Cette fois-ci, ce fut Ryan qui intervint.

"Il a affirmé qu'elle ne pourrait rien faire contre les personnes menacées, qu'il prendrait les précautions nécessaires pour leur sécurité."

"C'est un peu dangereux comme solution, elle pourrait très bien s'occuper d'elles avec ou sans ces dispositions..."

"Nous le savons... Mais nous n'avons pas le choix..."

En face de moi, les deux eurent le regard perdu dans le vide, dénué de toutes émotions.
Ils avaient tout deux quelqu'un a perdre et ils avaient peur. Peur pour elles, de ce qu'ils deviendraient sans elles. Leur survie était primordiale pour leur santé mentale. Ses personnes étaient leur dernier point d'accroche de leur époque. Ils avaient tout perdu.

J'étais en colère.
Contre eux, contre Jasmine, contre l'accident, contre le monde entier mais surtout... Contre moi-même.
Si la bactérie n'existait pas, leurs vies n'auraient pas été bouleversées et détruites.
Si Jasmine ne s'était pas manifesté, ils n'auraient pas peur que leur passé disparaissent.
Si ce monde n'était pas contre eux, ils auraient vécu paisiblement sans problèmes ni épidémies menaçant de tuer leur famille.
Et... Si j'étais capable de protéger mes proches, mes parents seraient encore en vie.

Mes pensées se tournèrent vers les victimes, certains se retrouvaient sans leur entourage, d'autres étaient changés à jamais, ou garderaient des séquelles à vie de leur mauvaise expérience, mais surtout, ils y en avaient qui n'étaient plus là.

Je me rendais compte maintenant que mon existence avait été loin d'être idyllique mais j'avais eu beaucoup plus de chance que la plupart d'entre eux.

Il fallait que je les aide. Je savais ce que c'était de se retrouver désorienté, je les guiderais dans leur nouvelle société. Et pour commencer, la nouvelle génération que nous étions, devait apprendre à apprécier l'ancienne.

*

Je n'arrivais pas à dormir, tous ces problèmes me pesaient, je regrettais ma banale vie d'orpheline qu'on laissait tranquille. Je n'avais pas à me préoccuper d'autant de choses à la fois.
Et puis, se rajoutant à ma longue liste, l'existence du père de Brian m'inquiétais, il m'en voudra de lui avoir encore caché des choses mais ce n'était pas à moi de lui dire ça ! C'était au père de se manifester ! Je ne voyais pas pourquoi il s'enfermait dans cet anonymat alors que je lui avais appris pour son fils.

Il y avait aussi mon envie de partir. Je ne souhaitais pas tisser de nouveaux liens. Je ne voulais pas trop m'attacher.
Aussi, le jour où Élisa sera au côté de son copain, je disparaîtrais de la circulation. Je ne souhaitais pas laisser seul Brian dans le pétrin, mais quand tout sera rentré dans l'ordre, je ne resterais pas, telle est ma décision.

Tous ces songes me maintenaient éveillé, j'avais beau me retourner, sortir des draps, et même utiliser un produit contenant un liquide pour s'endormir, rien n'y faisait. Cela surchauffait tellement mon cerveau que je pouvais presque l'entendre siffler comme un bouilloire.

Je me levais et fis les cent pas dans le séjour. C'était fatiguant, mon corps demandait à dormir tandis que mon esprit m'ordonnait de réfléchir.

Et plus j'essayais de m'assoupir, plus je m'énervais. C'était un cercle vicieux.
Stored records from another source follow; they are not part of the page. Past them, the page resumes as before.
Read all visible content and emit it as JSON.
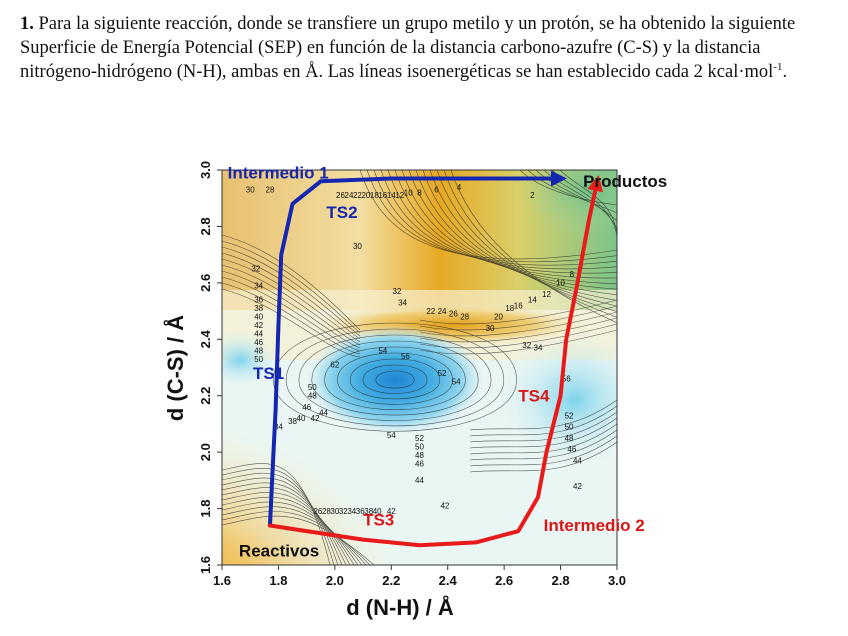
{
  "question": {
    "number": "1.",
    "text": "Para la siguiente reacción, donde se transfiere un grupo metilo y un protón, se ha obtenido la siguiente Superficie de Energía Potencial (SEP) en función de la distancia carbono-azufre (C-S) y la distancia nitrógeno-hidrógeno (N-H), ambas en Å. Las líneas isoenergéticas se han establecido cada 2 kcal·mol",
    "superscript": "-1",
    "end": "."
  },
  "chart_data": {
    "type": "heatmap",
    "xlabel": "d (N-H) / Å",
    "ylabel": "d (C-S) / Å",
    "xlim": [
      1.6,
      3.0
    ],
    "ylim": [
      1.6,
      3.0
    ],
    "xticks": [
      "1.6",
      "1.8",
      "2.0",
      "2.2",
      "2.4",
      "2.6",
      "2.8",
      "3.0"
    ],
    "yticks": [
      "1.6",
      "1.8",
      "2.0",
      "2.2",
      "2.4",
      "2.6",
      "2.8",
      "3.0"
    ],
    "contour_interval_kcal_mol": 2,
    "colors": {
      "high": "#e3a41a",
      "mid": "#f7f2c8",
      "low": "#35a4d6",
      "products": "#7cc48a"
    },
    "annotations": [
      {
        "text": "Intermedio 1",
        "x": 1.62,
        "y": 2.97,
        "color": "#1526b0"
      },
      {
        "text": "TS2",
        "x": 1.97,
        "y": 2.83,
        "color": "#1526b0"
      },
      {
        "text": "TS1",
        "x": 1.71,
        "y": 2.26,
        "color": "#1526b0"
      },
      {
        "text": "Productos",
        "x": 2.88,
        "y": 2.94,
        "color": "#111111"
      },
      {
        "text": "TS4",
        "x": 2.65,
        "y": 2.18,
        "color": "#d81818"
      },
      {
        "text": "TS3",
        "x": 2.1,
        "y": 1.74,
        "color": "#d81818"
      },
      {
        "text": "Intermedio 2",
        "x": 2.74,
        "y": 1.72,
        "color": "#d81818"
      },
      {
        "text": "Reactivos",
        "x": 1.66,
        "y": 1.63,
        "color": "#111111"
      }
    ],
    "paths": [
      {
        "color": "#1526b0",
        "points": [
          [
            1.77,
            1.74
          ],
          [
            1.78,
            1.95
          ],
          [
            1.79,
            2.15
          ],
          [
            1.8,
            2.45
          ],
          [
            1.81,
            2.7
          ],
          [
            1.85,
            2.88
          ],
          [
            1.95,
            2.96
          ],
          [
            2.2,
            2.97
          ],
          [
            2.5,
            2.97
          ],
          [
            2.8,
            2.97
          ]
        ]
      },
      {
        "color": "#e81a1a",
        "points": [
          [
            1.77,
            1.74
          ],
          [
            1.9,
            1.72
          ],
          [
            2.1,
            1.69
          ],
          [
            2.3,
            1.67
          ],
          [
            2.5,
            1.68
          ],
          [
            2.65,
            1.72
          ],
          [
            2.72,
            1.84
          ],
          [
            2.75,
            2.0
          ],
          [
            2.8,
            2.2
          ],
          [
            2.82,
            2.4
          ],
          [
            2.86,
            2.6
          ],
          [
            2.9,
            2.82
          ],
          [
            2.93,
            2.96
          ]
        ]
      }
    ],
    "contour_labels": [
      {
        "t": "30",
        "x": 1.7,
        "y": 2.92
      },
      {
        "t": "28",
        "x": 1.77,
        "y": 2.92
      },
      {
        "t": "26",
        "x": 2.02,
        "y": 2.9
      },
      {
        "t": "24",
        "x": 2.05,
        "y": 2.9
      },
      {
        "t": "22",
        "x": 2.08,
        "y": 2.9
      },
      {
        "t": "20",
        "x": 2.11,
        "y": 2.9
      },
      {
        "t": "18",
        "x": 2.14,
        "y": 2.9
      },
      {
        "t": "16",
        "x": 2.17,
        "y": 2.9
      },
      {
        "t": "14",
        "x": 2.2,
        "y": 2.9
      },
      {
        "t": "12",
        "x": 2.23,
        "y": 2.9
      },
      {
        "t": "10",
        "x": 2.26,
        "y": 2.91
      },
      {
        "t": "8",
        "x": 2.3,
        "y": 2.91
      },
      {
        "t": "6",
        "x": 2.36,
        "y": 2.92
      },
      {
        "t": "4",
        "x": 2.44,
        "y": 2.93
      },
      {
        "t": "2",
        "x": 2.7,
        "y": 2.9
      },
      {
        "t": "30",
        "x": 2.08,
        "y": 2.72
      },
      {
        "t": "32",
        "x": 1.72,
        "y": 2.64
      },
      {
        "t": "34",
        "x": 1.73,
        "y": 2.58
      },
      {
        "t": "36",
        "x": 1.73,
        "y": 2.53
      },
      {
        "t": "38",
        "x": 1.73,
        "y": 2.5
      },
      {
        "t": "40",
        "x": 1.73,
        "y": 2.47
      },
      {
        "t": "42",
        "x": 1.73,
        "y": 2.44
      },
      {
        "t": "44",
        "x": 1.73,
        "y": 2.41
      },
      {
        "t": "46",
        "x": 1.73,
        "y": 2.38
      },
      {
        "t": "48",
        "x": 1.73,
        "y": 2.35
      },
      {
        "t": "50",
        "x": 1.73,
        "y": 2.32
      },
      {
        "t": "32",
        "x": 2.22,
        "y": 2.56
      },
      {
        "t": "34",
        "x": 2.24,
        "y": 2.52
      },
      {
        "t": "30",
        "x": 2.55,
        "y": 2.43
      },
      {
        "t": "32",
        "x": 2.68,
        "y": 2.37
      },
      {
        "t": "34",
        "x": 2.72,
        "y": 2.36
      },
      {
        "t": "8",
        "x": 2.84,
        "y": 2.62
      },
      {
        "t": "10",
        "x": 2.8,
        "y": 2.59
      },
      {
        "t": "12",
        "x": 2.75,
        "y": 2.55
      },
      {
        "t": "14",
        "x": 2.7,
        "y": 2.53
      },
      {
        "t": "16",
        "x": 2.65,
        "y": 2.51
      },
      {
        "t": "18",
        "x": 2.62,
        "y": 2.5
      },
      {
        "t": "20",
        "x": 2.58,
        "y": 2.47
      },
      {
        "t": "28",
        "x": 2.46,
        "y": 2.47
      },
      {
        "t": "26",
        "x": 2.42,
        "y": 2.48
      },
      {
        "t": "24",
        "x": 2.38,
        "y": 2.49
      },
      {
        "t": "22",
        "x": 2.34,
        "y": 2.49
      },
      {
        "t": "54",
        "x": 2.17,
        "y": 2.35
      },
      {
        "t": "56",
        "x": 2.25,
        "y": 2.33
      },
      {
        "t": "52",
        "x": 2.38,
        "y": 2.27
      },
      {
        "t": "62",
        "x": 2.0,
        "y": 2.3
      },
      {
        "t": "54",
        "x": 2.43,
        "y": 2.24
      },
      {
        "t": "50",
        "x": 1.92,
        "y": 2.22
      },
      {
        "t": "48",
        "x": 1.92,
        "y": 2.19
      },
      {
        "t": "46",
        "x": 1.9,
        "y": 2.15
      },
      {
        "t": "44",
        "x": 1.96,
        "y": 2.13
      },
      {
        "t": "42",
        "x": 1.93,
        "y": 2.11
      },
      {
        "t": "40",
        "x": 1.88,
        "y": 2.11
      },
      {
        "t": "38",
        "x": 1.85,
        "y": 2.1
      },
      {
        "t": "34",
        "x": 1.8,
        "y": 2.08
      },
      {
        "t": "54",
        "x": 2.2,
        "y": 2.05
      },
      {
        "t": "52",
        "x": 2.3,
        "y": 2.04
      },
      {
        "t": "50",
        "x": 2.3,
        "y": 2.01
      },
      {
        "t": "48",
        "x": 2.3,
        "y": 1.98
      },
      {
        "t": "46",
        "x": 2.3,
        "y": 1.95
      },
      {
        "t": "44",
        "x": 2.3,
        "y": 1.89
      },
      {
        "t": "42",
        "x": 2.39,
        "y": 1.8
      },
      {
        "t": "52",
        "x": 2.83,
        "y": 2.12
      },
      {
        "t": "50",
        "x": 2.83,
        "y": 2.08
      },
      {
        "t": "48",
        "x": 2.83,
        "y": 2.04
      },
      {
        "t": "46",
        "x": 2.84,
        "y": 2.0
      },
      {
        "t": "44",
        "x": 2.86,
        "y": 1.96
      },
      {
        "t": "42",
        "x": 2.86,
        "y": 1.87
      },
      {
        "t": "56",
        "x": 2.82,
        "y": 2.25
      },
      {
        "t": "26",
        "x": 1.94,
        "y": 1.78
      },
      {
        "t": "28",
        "x": 1.97,
        "y": 1.78
      },
      {
        "t": "30",
        "x": 2.0,
        "y": 1.78
      },
      {
        "t": "32",
        "x": 2.03,
        "y": 1.78
      },
      {
        "t": "34",
        "x": 2.06,
        "y": 1.78
      },
      {
        "t": "36",
        "x": 2.09,
        "y": 1.78
      },
      {
        "t": "38",
        "x": 2.12,
        "y": 1.78
      },
      {
        "t": "40",
        "x": 2.15,
        "y": 1.78
      },
      {
        "t": "42",
        "x": 2.2,
        "y": 1.78
      }
    ]
  }
}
J'étais à la limite de me taper contre un des murs quand la douce comptine de ma mère vint à mes oreilles.

Ce soir, oublie ce monde imparfait.
Écoute ton coeur et suis le sans problème.
Il te guidera partout et t'apprendra le sens du mot aimer.
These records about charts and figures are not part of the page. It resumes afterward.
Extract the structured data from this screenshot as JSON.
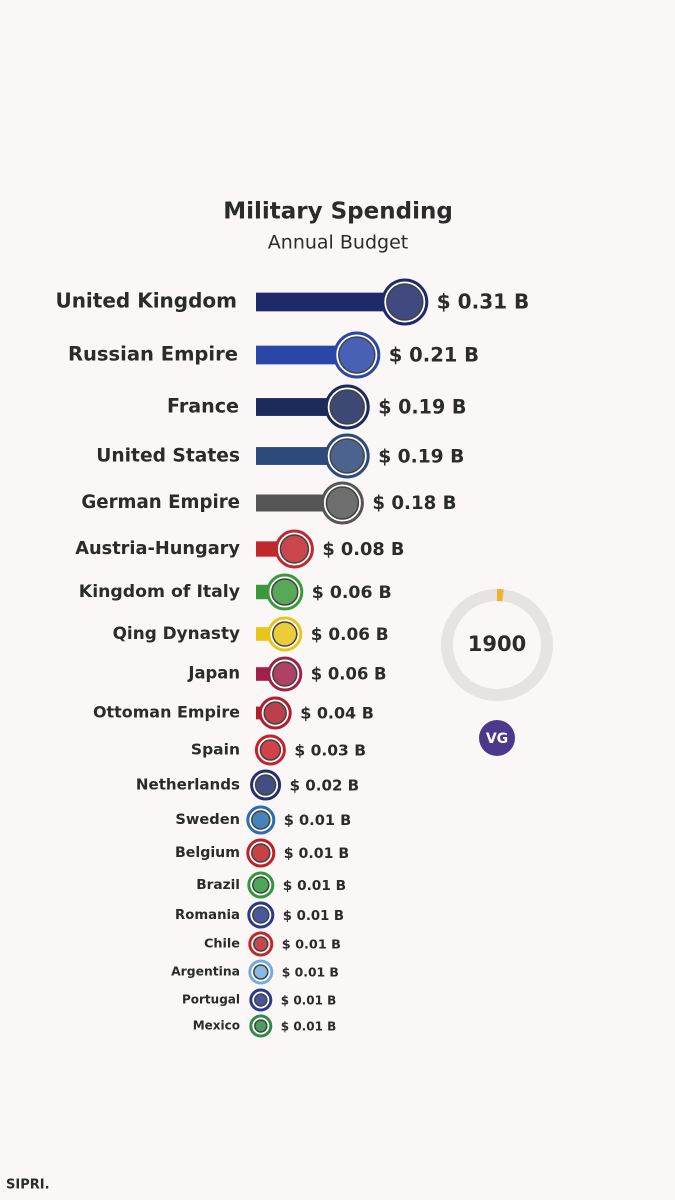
{
  "chart_data": {
    "type": "bar",
    "title": "Military Spending",
    "subtitle": "Annual Budget",
    "categories": [
      "United Kingdom",
      "Russian Empire",
      "France",
      "United States",
      "German Empire",
      "Austria-Hungary",
      "Kingdom of Italy",
      "Qing Dynasty",
      "Japan",
      "Ottoman Empire",
      "Spain",
      "Netherlands",
      "Sweden",
      "Belgium",
      "Brazil",
      "Romania",
      "Chile",
      "Argentina",
      "Portugal",
      "Mexico"
    ],
    "values": [
      0.31,
      0.21,
      0.19,
      0.19,
      0.18,
      0.08,
      0.06,
      0.06,
      0.06,
      0.04,
      0.03,
      0.02,
      0.01,
      0.01,
      0.01,
      0.01,
      0.01,
      0.01,
      0.01,
      0.01
    ],
    "value_labels": [
      "$ 0.31 B",
      "$ 0.21 B",
      "$ 0.19 B",
      "$ 0.19 B",
      "$ 0.18 B",
      "$ 0.08 B",
      "$ 0.06 B",
      "$ 0.06 B",
      "$ 0.06 B",
      "$ 0.04 B",
      "$ 0.03 B",
      "$ 0.02 B",
      "$ 0.01 B",
      "$ 0.01 B",
      "$ 0.01 B",
      "$ 0.01 B",
      "$ 0.01 B",
      "$ 0.01 B",
      "$ 0.01 B",
      "$ 0.01 B"
    ],
    "colors": [
      "#1f2a6b",
      "#2a46a8",
      "#1c2a5c",
      "#2d4a7a",
      "#555555",
      "#c0282d",
      "#3a9a3a",
      "#e8c517",
      "#a0204a",
      "#b01e2e",
      "#c8202a",
      "#24306e",
      "#2a6db0",
      "#c02028",
      "#2d9a3a",
      "#2a3a8a",
      "#c0282d",
      "#74acdf",
      "#2a3a8a",
      "#2e8b4a"
    ],
    "year": "1900",
    "logo": "VG",
    "source": "SIPRI."
  }
}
Dors, ne t'inquiète pas mon enfant.
La lune veillera sur toi et la nuit.
Ces monstres ne t'auront pas, si tu crois en toi.
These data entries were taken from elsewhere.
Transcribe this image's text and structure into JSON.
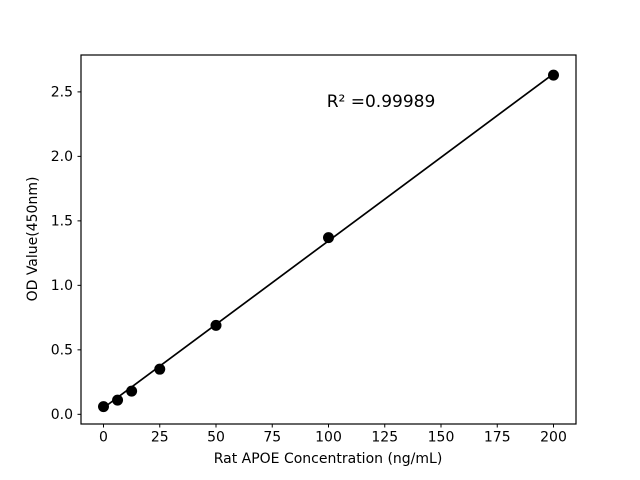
{
  "figure": {
    "background": "#ffffff",
    "axis_color": "#000000",
    "line_color": "#000000",
    "marker_color": "#000000"
  },
  "chart_data": {
    "type": "scatter",
    "title": "",
    "xlabel": "Rat APOE Concentration (ng/mL)",
    "ylabel": "OD Value(450nm)",
    "annotation": "R² =0.99989",
    "x": [
      0,
      6.25,
      12.5,
      25,
      50,
      100,
      200
    ],
    "y": [
      0.06,
      0.11,
      0.18,
      0.35,
      0.69,
      1.37,
      2.63
    ],
    "trendline": {
      "x_start": 0,
      "y_start": 0.05,
      "x_end": 200,
      "y_end": 2.64
    },
    "xlim": [
      -10,
      210
    ],
    "ylim": [
      -0.075,
      2.786
    ],
    "xticks": [
      0,
      25,
      50,
      75,
      100,
      125,
      150,
      175,
      200
    ],
    "yticks": [
      0.0,
      0.5,
      1.0,
      1.5,
      2.0,
      2.5
    ],
    "xtick_labels": [
      "0",
      "25",
      "50",
      "75",
      "100",
      "125",
      "150",
      "175",
      "200"
    ],
    "ytick_labels": [
      "0.0",
      "0.5",
      "1.0",
      "1.5",
      "2.0",
      "2.5"
    ],
    "grid": false,
    "legend": null,
    "marker_radius": 5.5,
    "line_width": 1.7
  }
}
N'ai pas peur de l'obscurité, ou elle t'aura.
Fait confiance à ton instinct et tu sauras.
Le sens de la vie.

Pour moi, cette mélodie était primordiale pour ma santé mentale, autrement, je serais déjà parti dans une dépression depuis longtemps.

Je n'eus pas le temps de penser à autre chose que l'obscurité m'attrappa petit à petit.